That search for self-understanding takes two different forms in subsequent stories. The only piece set in the future, Elena, describes the mid-21st century when our Great Recession has collapsed into the “Great Slump.” Avoiding any sci-fi elements, Faulks depicts a world much like our own but shabbier, a Grover Norquist fantasy of collapsing public education and exorbitantly expensive health care. Elena is a lonely neuroscientist who discovers the molecular basis of human consciousness but enjoys no satisfaction from that breakthrough. “Knowing one was comprised of recycled matter only and that selfhood was a delusion did not take away the aching of the heart.” It’s a provocative idea, one that Richard Powers and Alex Shakar have explored brilliantly, but it feels a little cramped in this short, busy story.

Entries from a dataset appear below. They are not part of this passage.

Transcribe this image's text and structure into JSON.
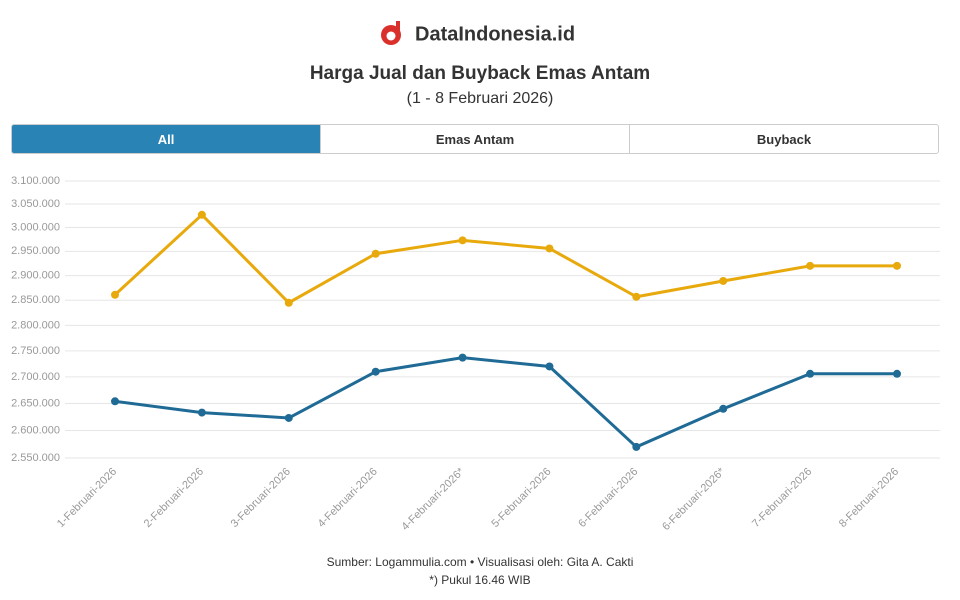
{
  "brand": "DataIndonesia.id",
  "tab_all": "All",
  "chart_data": {
    "type": "line",
    "title": "Harga Jual dan Buyback Emas Antam",
    "subtitle": "(1 - 8 Februari 2026)",
    "categories": [
      "1-Februari-2026",
      "2-Februari-2026",
      "3-Februari-2026",
      "4-Februari-2026",
      "4-Februari-2026*",
      "5-Februari-2026",
      "6-Februari-2026",
      "6-Februari-2026*",
      "7-Februari-2026",
      "8-Februari-2026"
    ],
    "series": [
      {
        "name": "Emas Antam",
        "color": "#e8a90c",
        "values": [
          2861000,
          3027000,
          2845000,
          2945000,
          2973000,
          2956000,
          2857000,
          2889000,
          2920000,
          2920000
        ]
      },
      {
        "name": "Buyback",
        "color": "#1f6b96",
        "values": [
          2654000,
          2633000,
          2623000,
          2710000,
          2737000,
          2720000,
          2570000,
          2640000,
          2706000,
          2706000
        ]
      }
    ],
    "log_scale": true,
    "grid": true,
    "ylim": [
      2550000,
      3100000
    ],
    "yticks": [
      {
        "value": 2550000,
        "label": "2.550.000"
      },
      {
        "value": 2600000,
        "label": "2.600.000"
      },
      {
        "value": 2650000,
        "label": "2.650.000"
      },
      {
        "value": 2700000,
        "label": "2.700.000"
      },
      {
        "value": 2750000,
        "label": "2.750.000"
      },
      {
        "value": 2800000,
        "label": "2.800.000"
      },
      {
        "value": 2850000,
        "label": "2.850.000"
      },
      {
        "value": 2900000,
        "label": "2.900.000"
      },
      {
        "value": 2950000,
        "label": "2.950.000"
      },
      {
        "value": 3000000,
        "label": "3.000.000"
      },
      {
        "value": 3050000,
        "label": "3.050.000"
      },
      {
        "value": 3100000,
        "label": "3.100.000"
      }
    ],
    "source": "Sumber: Logammulia.com • Visualisasi oleh: Gita A. Cakti",
    "note": "*) Pukul 16.46 WIB"
  }
}
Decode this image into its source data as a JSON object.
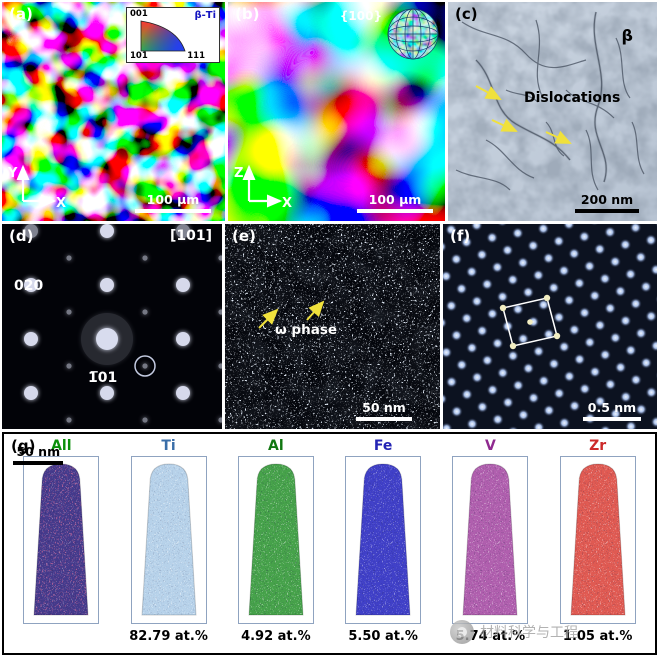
{
  "panels": {
    "a": {
      "label": "(a)",
      "legend": {
        "c1": "001",
        "c2": "101",
        "c3": "111",
        "phase": "β-Ti"
      },
      "axis_v": "Y",
      "axis_h": "X",
      "scalebar": "100 μm"
    },
    "b": {
      "label": "(b)",
      "inset_label": "{100}",
      "axis_v": "Z",
      "axis_h": "X",
      "scalebar": "100 μm"
    },
    "c": {
      "label": "(c)",
      "phase": "β",
      "annotation": "Dislocations",
      "scalebar": "200 nm"
    },
    "d": {
      "label": "(d)",
      "zone_axis": "[101]",
      "reflection_1": "020",
      "reflection_2": "1̅01"
    },
    "e": {
      "label": "(e)",
      "annotation": "ω phase",
      "scalebar": "50 nm"
    },
    "f": {
      "label": "(f)",
      "scalebar": "0.5 nm"
    },
    "g": {
      "label": "(g)",
      "scalebar": "50 nm",
      "tips": [
        {
          "name": "All",
          "color": "#453a8c"
        },
        {
          "name": "Ti",
          "value": "82.79 at.%",
          "color": "#b7d2ea"
        },
        {
          "name": "Al",
          "value": "4.92 at.%",
          "color": "#46a24a"
        },
        {
          "name": "Fe",
          "value": "5.50 at.%",
          "color": "#4040c8"
        },
        {
          "name": "V",
          "value": "5.74 at.%",
          "color": "#b05fae"
        },
        {
          "name": "Zr",
          "value": "1.05 at.%",
          "color": "#e05a52"
        }
      ]
    }
  },
  "watermark": "材料科学与工程"
}
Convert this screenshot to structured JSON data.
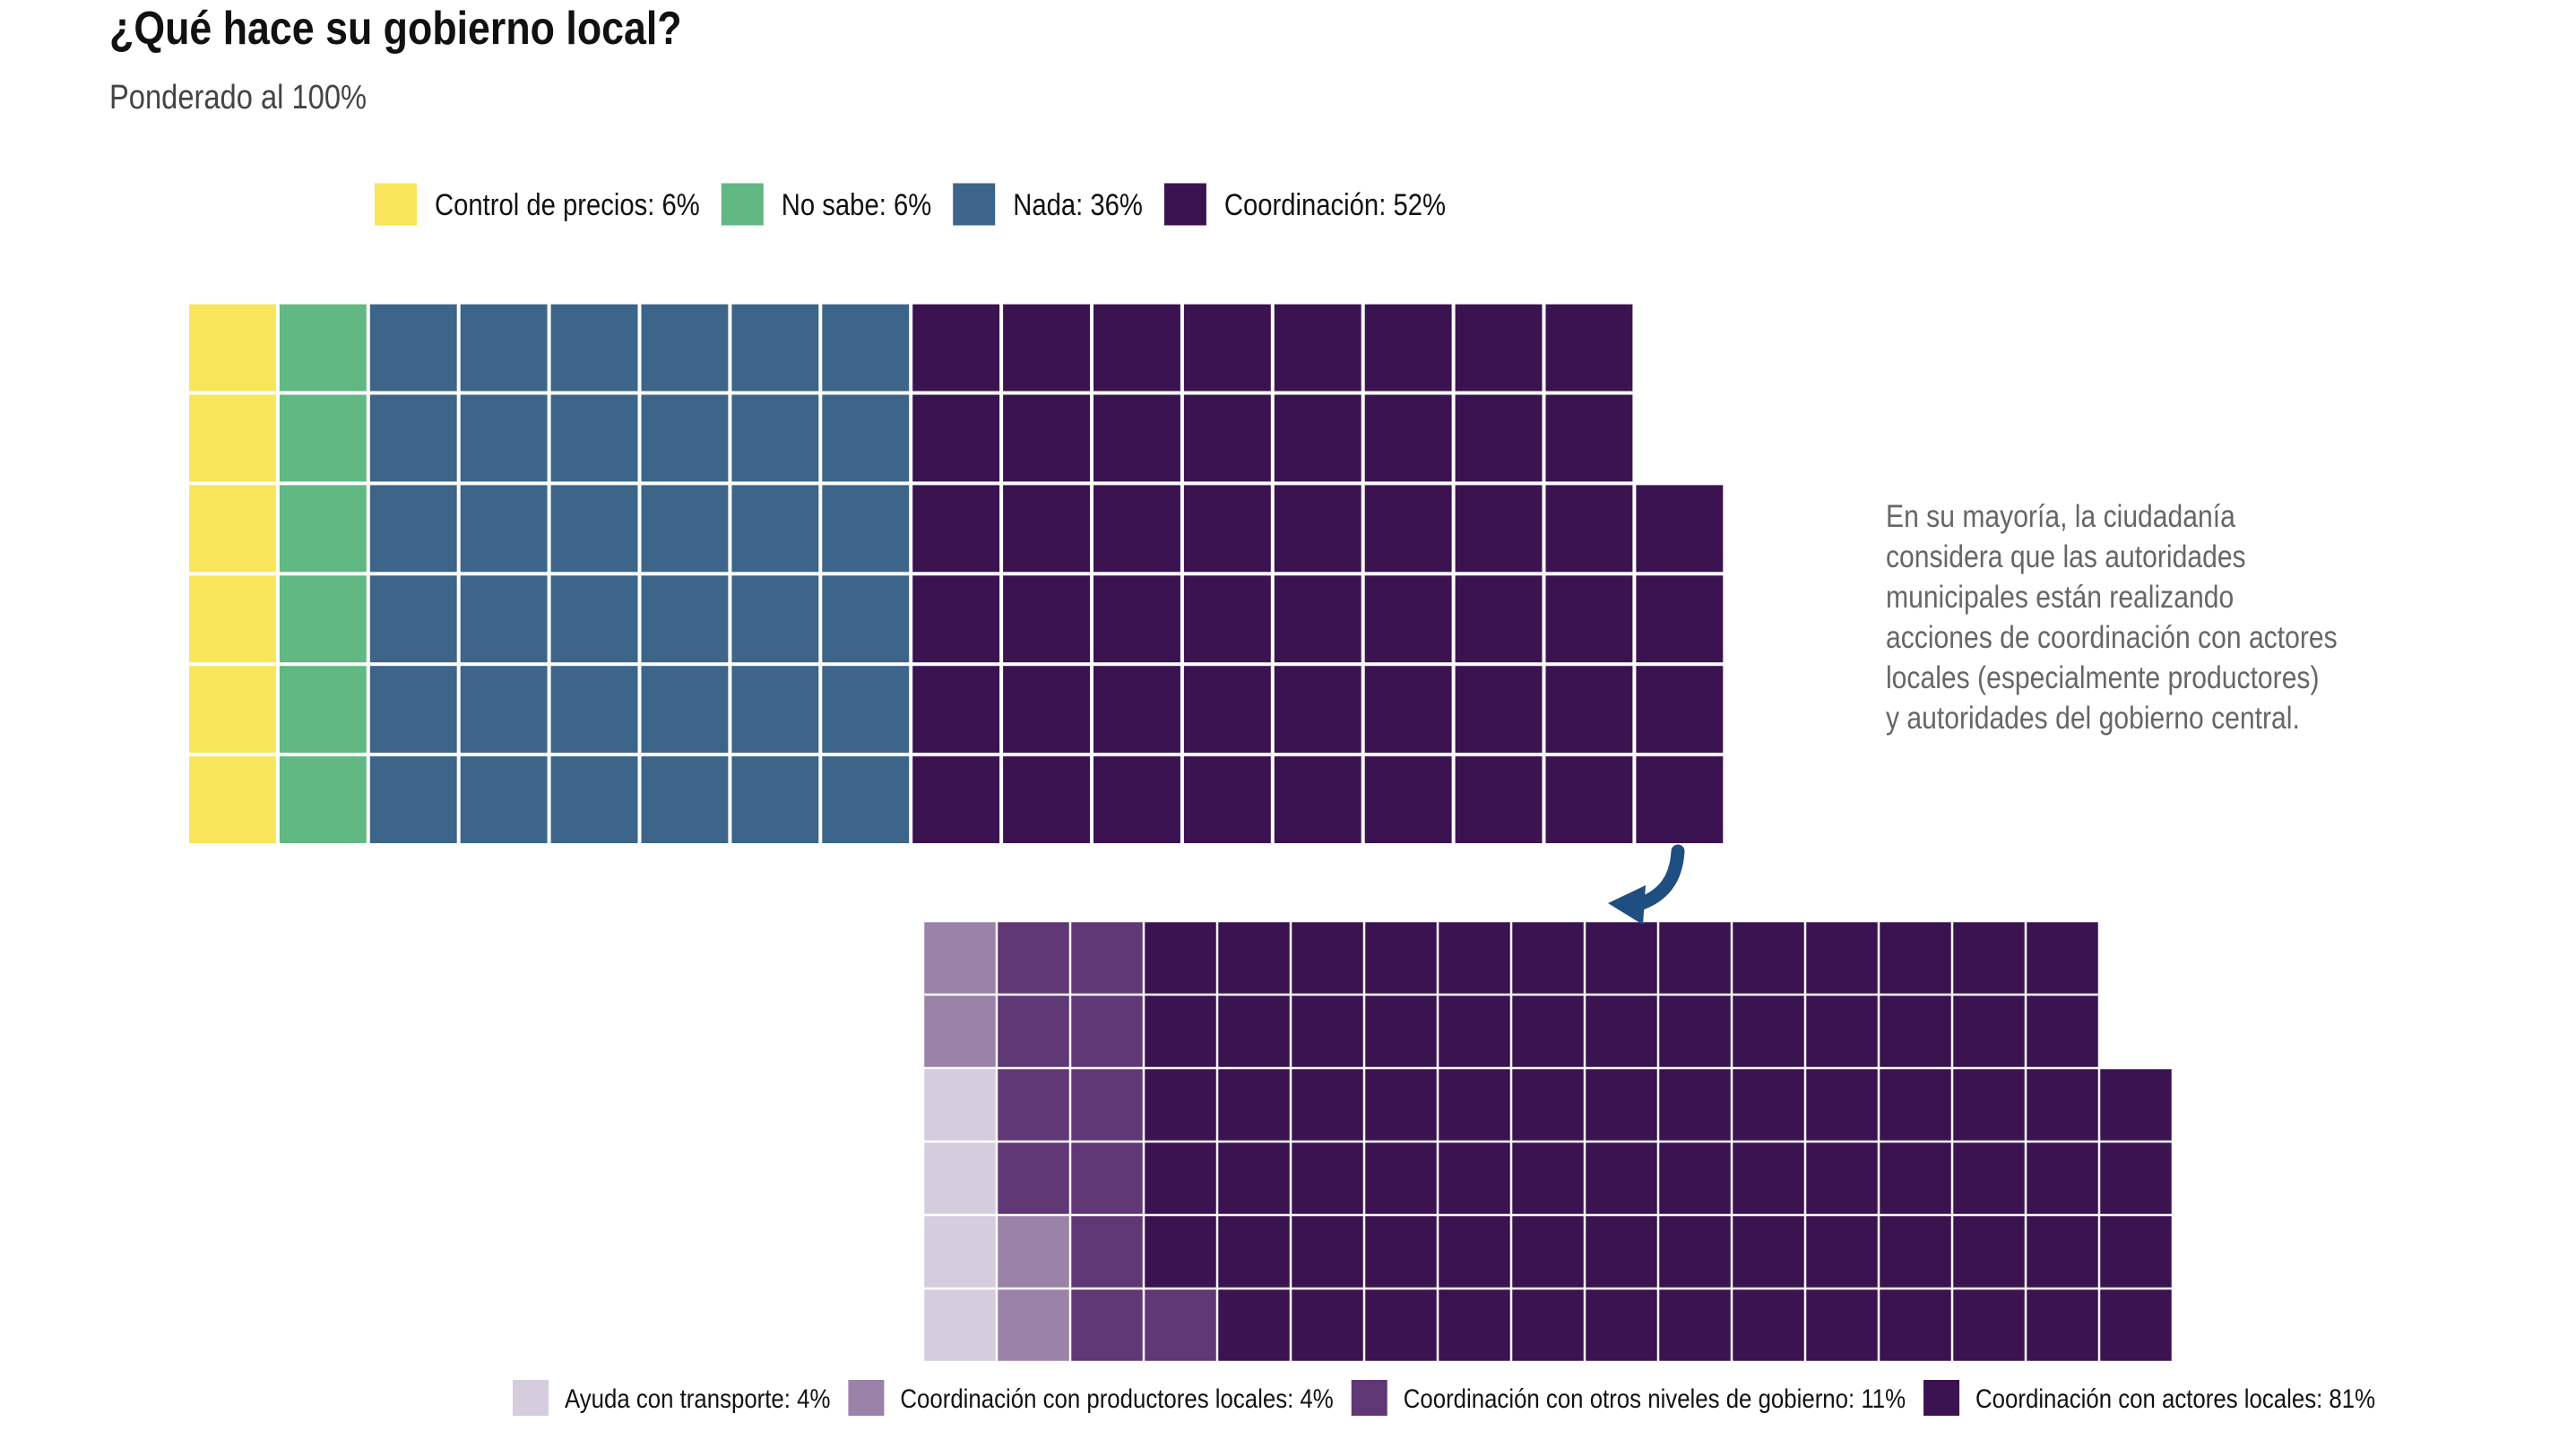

Better is the deceptively tepid tale Jeanne, about an early 19th century nursemaid who “was said to be the most ignorant person in the Limousin village where she had lived most of her life.” Pious and incurious, Jeanne takes care of one family’s children for decades without incident, isolated by actual poverty and the poverty of her imagination. Although precise and sensitively written, the story seems queerly uneventful until Faulks ends with a flashback to a moment of spiritual crisis in Jeanne’s life. It’s startling and strange, the sort of unsettling insight one gets from the finest of Flannery O’Connor’s work.
The longest piece in this thoughtful collection comes last. Anya charts the international rise of a pretty folk singer who seeks out pain to make her sad lyrics more authentic. It’s impressively packed with the mechanics of songwriting and groovy details about touring, negotiating contracts, renting studios, hiring backup players, mixing tracks, even designing the record cover. In this pre-iTunes story, Faulks’ comments about the integrity of albums and the meaningful interplay of their carefully ordered songs sound as archaic as his earlier descriptions of Jeanne milking a cow. He’s also got the 1970s vibe just right, with a narrator named Jack who skirts awfully close to parody of the bell-bottom era: “She was my destiny,” he sighs, “and all I could do was ride it.” The story takes too long to develop sufficient surprise or conflict — all that free-love equanimity is bad for fiction — but its final pages offer a profound reflection on the mysterious parts we play in one another’s lives.
Ron Charles reviewed this book for The Washington Post.